We will charitably hope that it was the
extreme seductiveness of the rhyme, which
caused him to represent the lady as having
departed so very summarily. Our epitaph
makers will go a deal out of their way
for a good rhyme, and when they find a
dissyllable to match with another, they hesitate
at nothing in order to bring it in. At
Doncaster, for instance, I read:
"Here lies two brothers by misfortune surrounded,
One died of his wounds, and the other was drownded."
And again, at Bideford, Devon:
"Her marriage day appointed was,
And wedding-clothes provided,
But when the day arrivéd did.
She sickened and she died did."
This one from Saint Albans, on the other
hand, is so full of an original and striking
idea, that the sound becomes a secondary
object, if even that:
"Sacred to the memory of Miss Martha Groyn;
She was so very pure within,
She burst the outward shell of sin,
And hatched herself a cherubim."
And here again, at Dorchester, Oxon, is an
example of a bard in despair for a couplet,
who contents himself with stating a creditable
fact in indifferent prose:
"Here lies the body of an honest man,
And when he died he owed nobody nothing."

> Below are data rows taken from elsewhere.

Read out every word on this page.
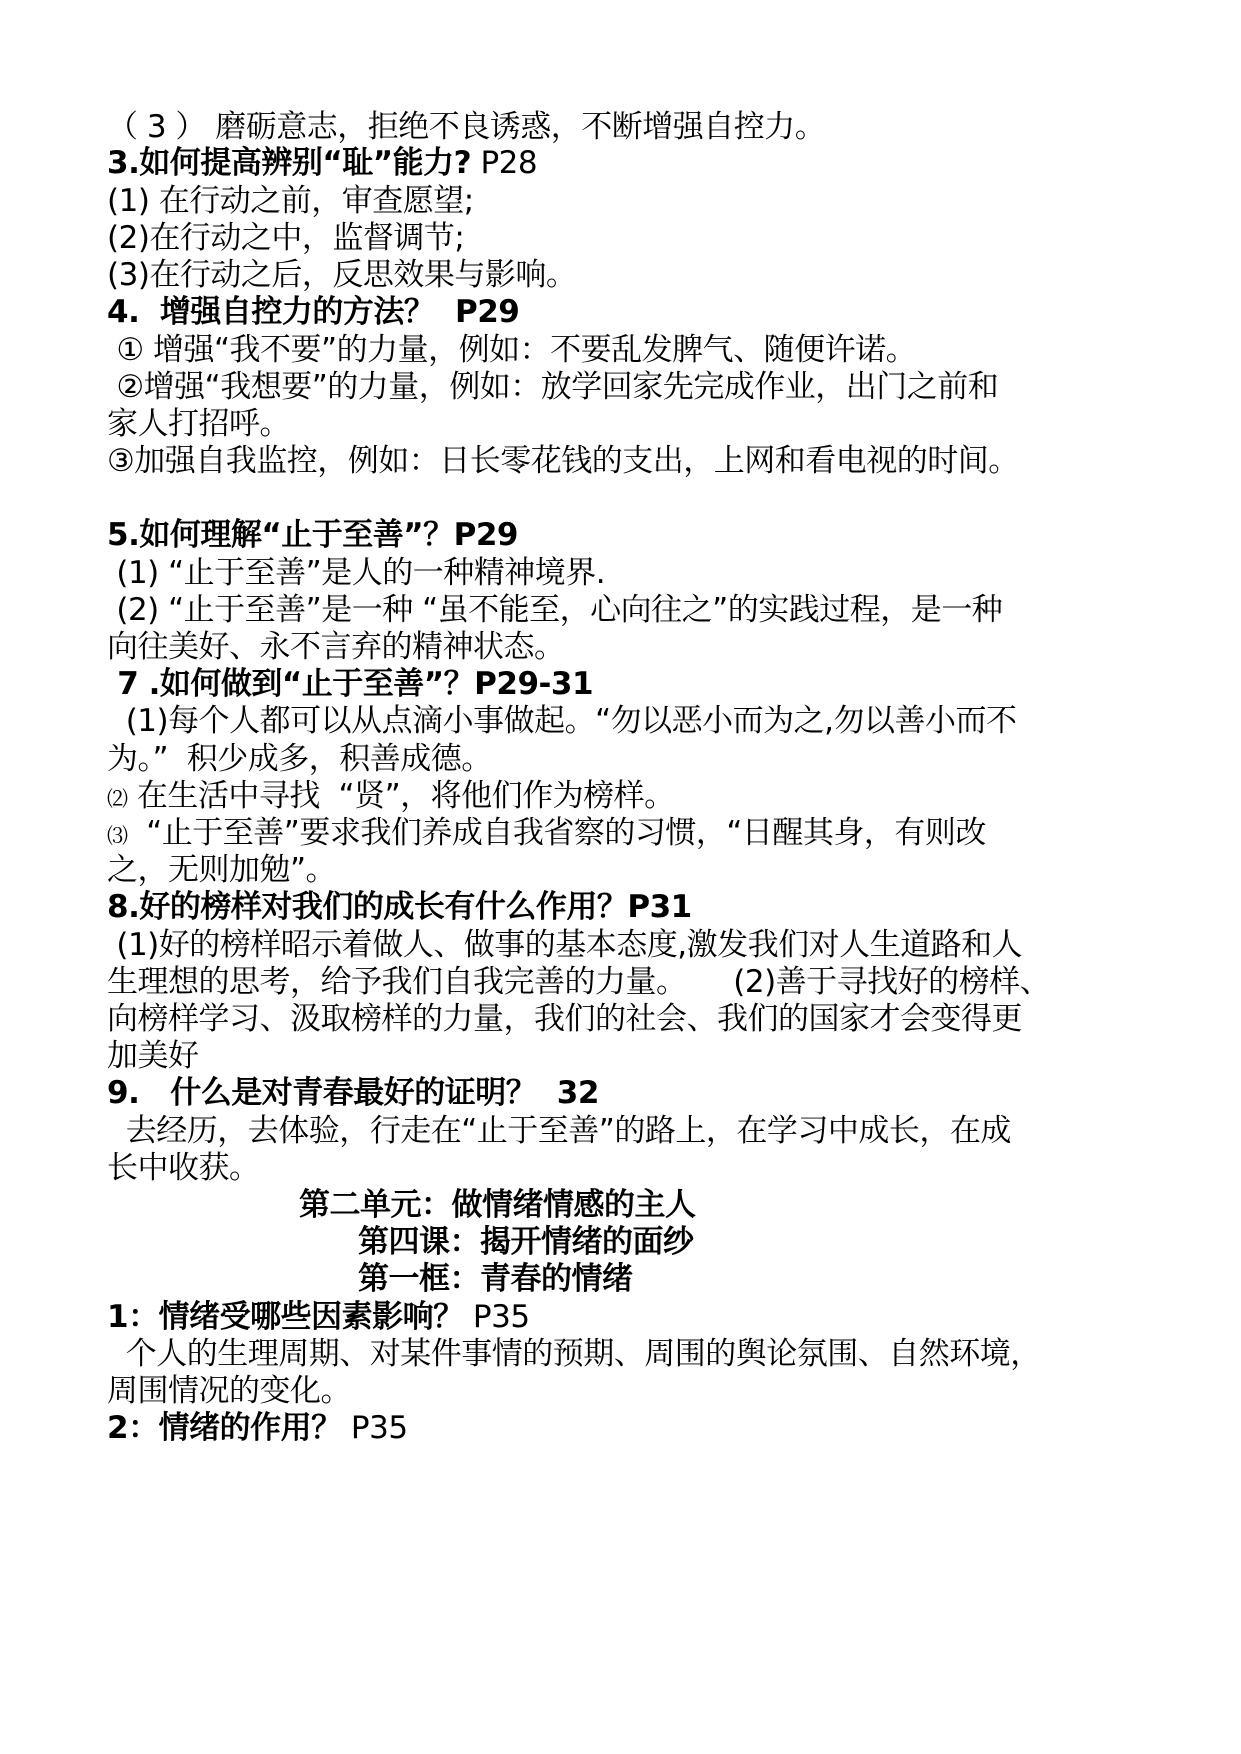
（ 3 ） 磨砺意志，拒绝不良诱惑，不断增强自控力。
3.如何提高辨别“耻”能力? P28
(1) 在行动之前，审查愿望;
(2)在行动之中，监督调节;
(3)在行动之后，反思效果与影响。
4.  增强自控力的方法？  P29
① 增强“我不要”的力量，例如：不要乱发脾气、随便许诺。
②增强“我想要”的力量，例如：放学回家先完成作业，出门之前和
家人打招呼。
③加强自我监控，例如：日长零花钱的支出，上网和看电视的时间。
5.如何理解“止于至善”？P29
(1) “止于至善”是人的一种精神境界.
(2) “止于至善”是一种 “虽不能至，心向往之”的实践过程，是一种
向往美好、永不言弃的精神状态。
7 .如何做到“止于至善”？P29-31
(1)每个人都可以从点滴小事做起。“勿以恶小而为之,勿以善小而不
为。”  积少成多，积善成德。
⑵ 在生活中寻找  “贤”，将他们作为榜样。
⑶  “止于至善”要求我们养成自我省察的习惯，“日醒其身，有则改
之，无则加勉”。
8.好的榜样对我们的成长有什么作用？P31
(1)好的榜样昭示着做人、做事的基本态度,激发我们对人生道路和人
生理想的思考，给予我们自我完善的力量。     (2)善于寻找好的榜样、
向榜样学习、汲取榜样的力量，我们的社会、我们的国家才会变得更
加美好
9.   什么是对青春最好的证明？  32
去经历，去体验，行走在“止于至善”的路上，在学习中成长，在成
长中收获。
第二单元：做情绪情感的主人
第四课：揭开情绪的面纱
第一框：青春的情绪
1：情绪受哪些因素影响？ P35
个人的生理周期、对某件事情的预期、周围的舆论氛围、自然环境，
周围情况的变化。
2：情绪的作用？ P35
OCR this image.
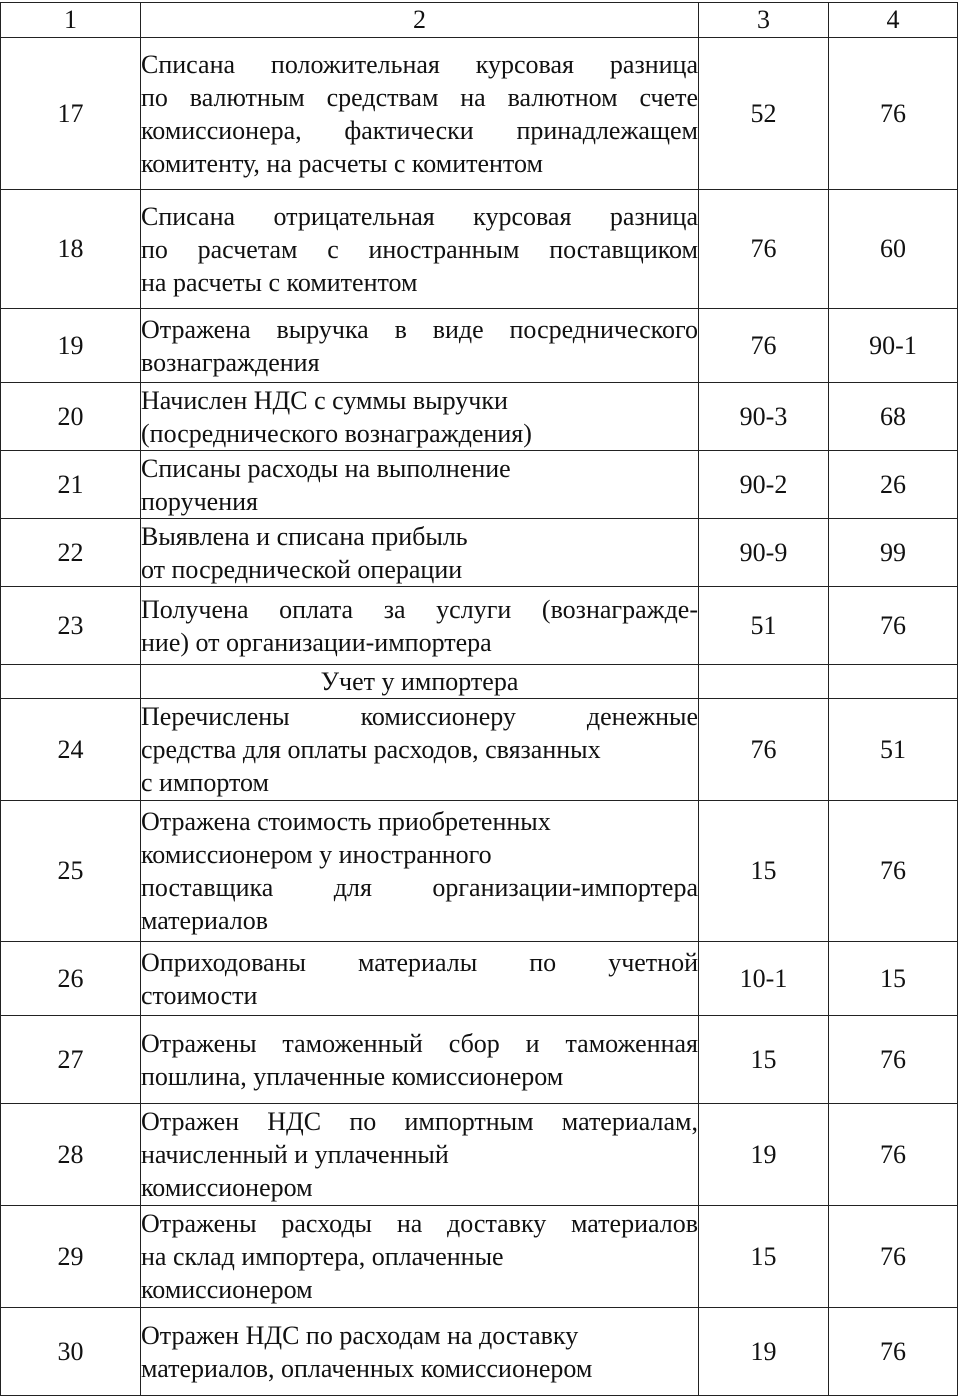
1	2	3	4
17	Списана положительная курсовая разница
по валютным средствам на валютном счете
комиссионера, фактически принадлежащем
комитенту, на расчеты с комитентом	52	76
18	Списана отрицательная курсовая разница
по расчетам с иностранным поставщиком
на расчеты с комитентом	76	60
19	Отражена выручка в виде посреднического
вознаграждения	76	90-1
20	Начислен НДС с суммы выручки
(посреднического вознаграждения)	90-3	68
21	Списаны расходы на выполнение
поручения	90-2	26
22	Выявлена и списана прибыль
от посреднической операции	90-9	99
23	Получена оплата за услуги (вознагражде-
ние) от организации-импортера	51	76
	Учет у импортера		
24	Перечислены комиссионеру денежные
средства для оплаты расходов, связанных
с импортом	76	51
25	Отражена стоимость приобретенных
комиссионером у иностранного
поставщика для организации-импортера
материалов	15	76
26	Оприходованы материалы по учетной
стоимости	10-1	15
27	Отражены таможенный сбор и таможенная
пошлина, уплаченные комиссионером	15	76
28	Отражен НДС по импортным материалам,
начисленный и уплаченный
комиссионером	19	76
29	Отражены расходы на доставку материалов
на склад импортера, оплаченные
комиссионером	15	76
30	Отражен НДС по расходам на доставку
материалов, оплаченных комиссионером	19	76
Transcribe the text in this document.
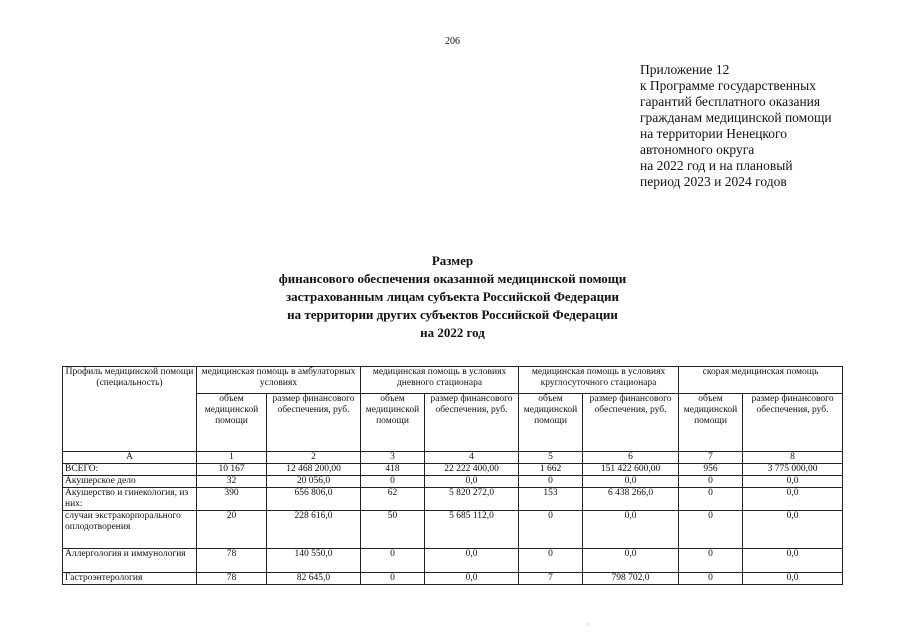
206
Приложение 12
к Программе государственных
гарантий бесплатного оказания
гражданам медицинской помощи
на территории Ненецкого
автономного округа
на 2022 год и на плановый
период 2023 и 2024 годов
Размер
финансового обеспечения оказанной медицинской помощи
застрахованным лицам субъекта Российской Федерации
на территории других субъектов Российской Федерации
на 2022 год
Профиль медицинской помощи (специальность)	медицинская помощь в амбулаторных условиях		медицинская помощь в условиях дневного стационара		медицинская помощь в условиях круглосуточного стационара		скорая медицинская помощь	
	объем медицинской помощи	размер финансового обеспечения, руб.	объем медицинской помощи	размер финансового обеспечения, руб.	объем медицинской помощи	размер финансового обеспечения, руб.	объем медицинской помощи	размер финансового обеспечения, руб.
А	1	2	3	4	5	6	7	8
ВСЕГО:	10 167	12 468 200,00	418	22 222 400,00	1 662	151 422 600,00	956	3 775 000,00
Акушерское дело	32	20 056,0	0	0,0	0	0,0	0	0,0
Акушерство и гинекология, из них:	390	656 806,0	62	5 820 272,0	153	6 438 266,0	0	0,0
случаи экстракорпорального оплодотворения	20	228 616,0	50	5 685 112,0	0	0,0	0	0,0
Аллергология и иммунология	78	140 550,0	0	0,0	0	0,0	0	0,0
Гастроэнтерология	78	82 645,0	0	0,0	7	798 702,0	0	0,0
·
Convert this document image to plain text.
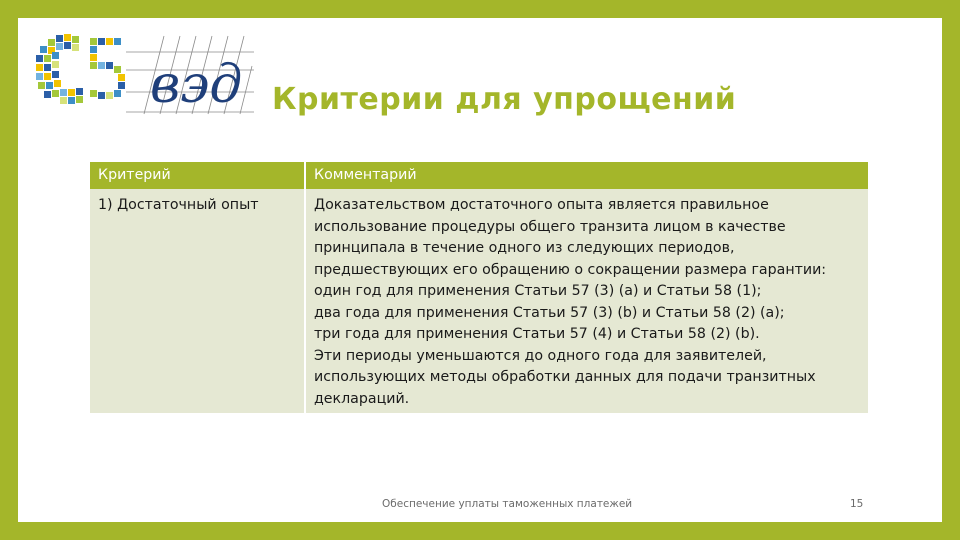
вэд Критерии для упрощений
Критерий	Комментарий
1) Достаточный опыт	Доказательством достаточного опыта является правильное
использование процедуры общего транзита лицом в качестве
принципала в течение одного из следующих периодов,
предшествующих его обращению о сокращении размера гарантии:
один год для применения Статьи 57 (3) (a) и Статьи 58 (1);
два года для применения Статьи 57 (3) (b) и Статьи 58 (2) (a);
три года для применения Статьи 57 (4) и Статьи 58 (2) (b).
Эти периоды уменьшаются до одного года для заявителей,
использующих методы обработки данных для подачи транзитных
деклараций.
Обеспечение уплаты таможенных платежей	15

A prolonged medical statement of the
disease of which the departed may chance to
have died, is extremely popular. At Acton,
in Cornwall, there is this particular account
of how one Mr. Morton came by his end:
"Here lies entombed one Roger Morton,
Whose sudden death was early brought on;
Trying one day his corn to mow off,
The razor slipped and cut his toe off:
The toe, or rather what it grew to,
An inflammation quickly flew to;
The parts they took to mortifying,
And poor dear Roger took to dying."
And here is a still more entertaining one,
upon a certain lady in Devonshire: singularly
free from any nonsensical pretence or idle
bravado:
"Here lies Betsy Cruden,
She wood a leaf'd but she cooden,
'Twas na grief na sorrow as made she decay,
But this bad leg as carr'd she away."
Whenever I read (and it is often) of folks
who were passionately desirous to leave this
vale of tears, I shake my head, and quote the
simple-minded Betty: "For all this," say I,
"They wood a leaf'd, but they cooden."
There is a distressing inaccuracy of metaphor
in the following south country elegy;
but the meaning is painfully distinct:
"Here lies two babes as dead as nits,
They was cut off by ague fits."
A doctor of divinity, who lies in the
neighbourhood of Oxford, has his complaint stated
for him with unusual brevity, as well as his
place of interment:
"He died of a quinsy,
And was buried at Binsy."
To complete these medical extracts, I may
quote this warning cypress-flower, culled
from a Cheltenham cemetery:
"Here lies I and my three daughters
Killed by a drinking of the Cheltenham waters;
If we had stuck to Epsom salts,
We'd not been a lying in these here vaults."
There is, to my mind, a touching sorrow
conveyed in the following most
ungrammatical verses; evidently composed by one
of the unlettered Wiltshire parents
themselves:
"Beneath this stone his own dear child,
Whose gone from we
For ever more unto eternity;
Where we do hope that we shall go to he,
But him can never more come back to we.''
And something of the same kind, although
in a less degree, I feel belongs to this one
from Guilsfield, Montgomeryshire:
"Beneath this yew tree
Buried would he be,
Because his father, he,
Planted this yew tree."
A sensitive and dutiful heart is here ascribed
to the dead man, more certainly than it could
be by a score of pompous lines written at so
much the eulogistic adjective. I could tell
the exact figure, but I am mum, of course,
upon professional secrets. In Tuchan churchyard,
by the bye, there is this apt inscription:
"To the memory of Susan Mum.
Silence is Wisdom."
You never (I address myself to the reader),
happened to get hold of the Stone-cutter's.
Guide? It would be worth your while to
look into it when you have the chance. The
best epitaph that I can remember out of it
for general use is this one:
"He did not do much harm, nor yet much good,
And might have been much better, if he would."
But truth is not the object of epitaphs, and
I never have seen it written upon a tombstone.